Women leaders. Diversity in worship. Babies in strollers and toddlers in arms. Faithful friends. New relationships. Creative initiatives. All of these are impressions that I brought back from the 2014 Cooperative Baptist Fellowship General Assembly in Atlanta. The Fellowship continues to be an organization in flux or, as Executive Coordinator Suzii Paynter calls it, a “denominetwork” being born. The most significant impression from my perspective, however, comes under the general topic of leadership.
First, Suzii Paynter is clearly an effective leader. Only a person with integrity, ability and political savvy can lead an organization like CBF, no matter how we choose to label it. Paynter seemed to move effortlessly among the various meetings of the Assembly, serving as a cheerleader, encourager, and advocate for the Fellowship way of doing things. I continue to be impressed with her presence and her commitment to keeping this unusual collection of Baptists working together and moving forward.

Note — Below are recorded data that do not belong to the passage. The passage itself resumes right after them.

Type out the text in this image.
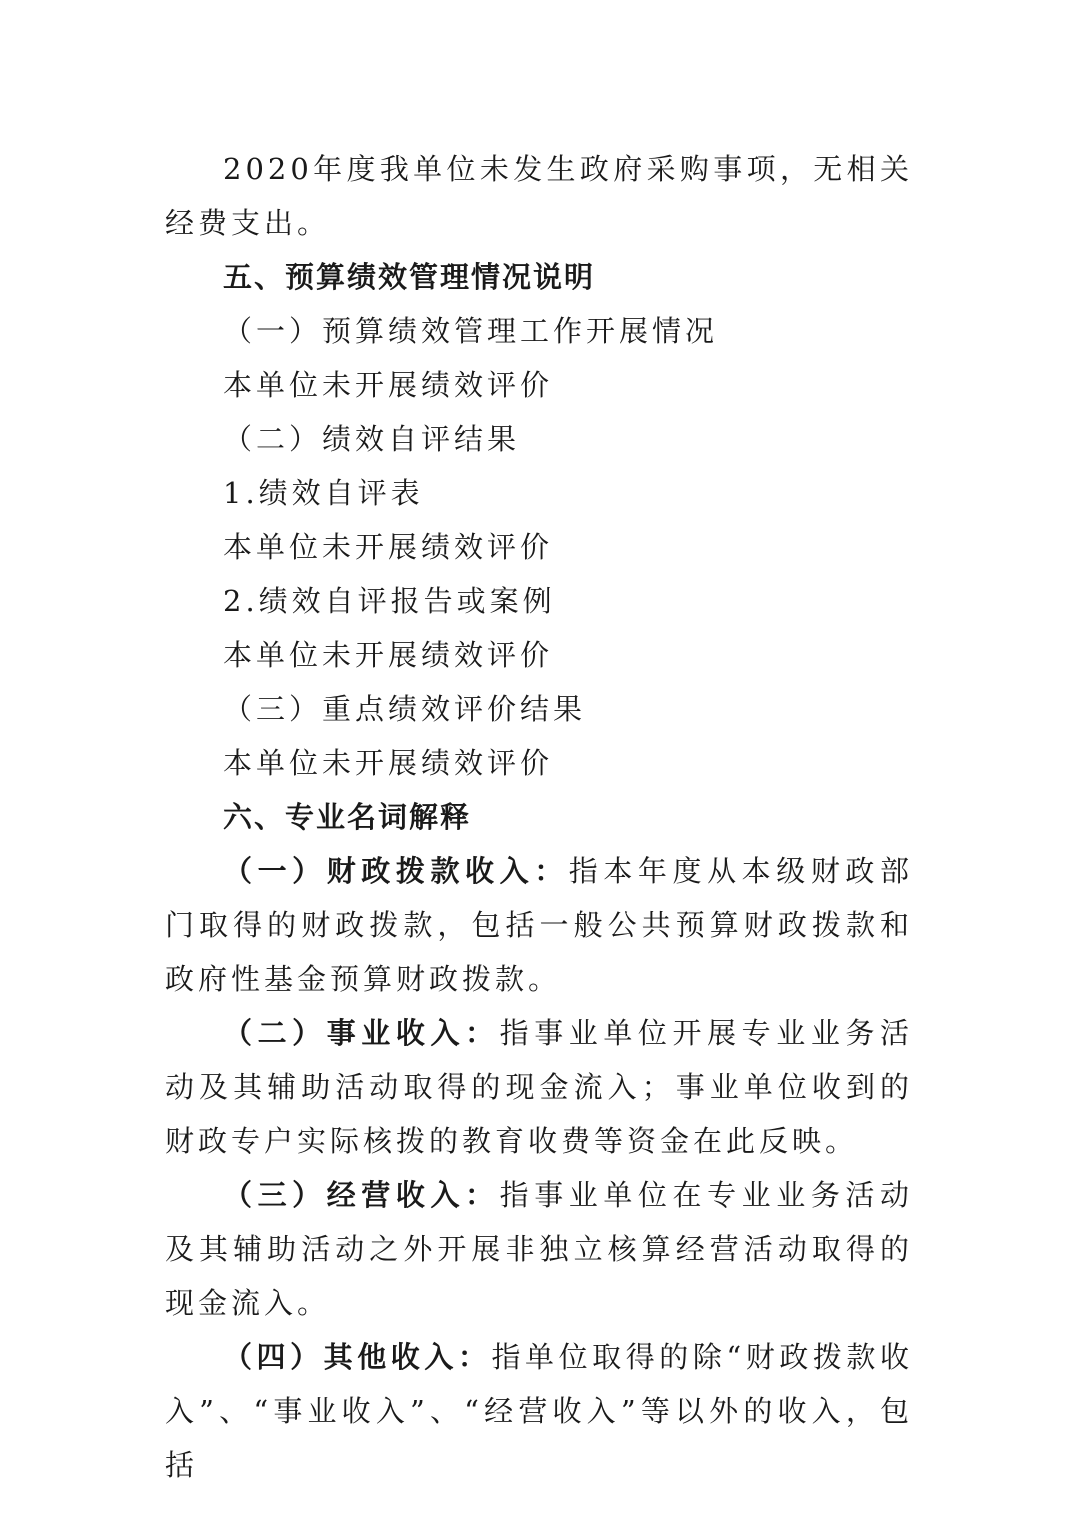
2020年度我单位未发生政府采购事项，无相关经费支出。

五、预算绩效管理情况说明

（一）预算绩效管理工作开展情况

本单位未开展绩效评价

（二）绩效自评结果

1.绩效自评表

本单位未开展绩效评价

2.绩效自评报告或案例

本单位未开展绩效评价

（三）重点绩效评价结果

本单位未开展绩效评价

六、专业名词解释

（一）财政拨款收入：指本年度从本级财政部门取得的财政拨款，包括一般公共预算财政拨款和政府性基金预算财政拨款。

（二）事业收入：指事业单位开展专业业务活动及其辅助活动取得的现金流入；事业单位收到的财政专户实际核拨的教育收费等资金在此反映。

（三）经营收入：指事业单位在专业业务活动及其辅助活动之外开展非独立核算经营活动取得的现金流入。

（四）其他收入：指单位取得的除“财政拨款收入”、“事业收入”、“经营收入”等以外的收入，包括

Second, elected leadership of the Fellowship are quality people. Bill McConnell, a layman from Knoxville, Tenn., and the outgoing moderator, is one of my heroes. He has tirelessly invested himself in the Fellowship during a time of transition, bringing good common sense to the task. He is followed as moderator by Kasey Jones, senior pastor of the National Baptist Memorial Church in Washington, DC. As someone noted this week, she has no connection with the conflict that birthed the Fellowship, so she brings a fresh and unique perspective to the leadership role. This can only be a good thing! Matt Cook, pastor of First Baptist Church, Wilmington, NC, is moderator-elect and one of a younger generation of leaders who has proven himself in CBF circles. He is a good choice as well.
The ranks of gifted leaders do not end there. Michael Cheuk from University Baptist Church, Charlottesville, VA, is the chair of the Ministries Council. Mike Oliver, Trinity Baptist Church, Madison, AL, is chair of the Missions Council. They are leaders who bring strong congregational experience to their respective leadership roles. They are joined by other committed women and men who serve on these councils and the Governing Board of CBF.
Third, the CBF staff is more diverse than ever. They possess both hard-earned experience and fresh energy. Rather than leave anyone out, let me just say each brings skill and competence to his or her assignment.
Does this mean smooth sailing as what it means to be a “denominetwork” is further defined? Of course not! We are Baptists and where there are three Baptists gathered there are at least four different opinions. A number of choices must be made in the coming days. CBF is beginning to address a funding arrangement that will recognize and support the work of in-house ministries, state and regional organizations, and various partners, including seminaries and theological schools. The proper mix of mission field personnel—fully supported, self-funded, church supported, and volunteer—is a challenging subject. Continuing to involve young leaders whose priorities may differ significantly from those of their elders will be a concern. Other concerns will certainly arise.
But now, let’s celebrate the engaged leadership that will work with Fellowship Baptists to address these and equally thorny issues and thank God for their willingness to serve.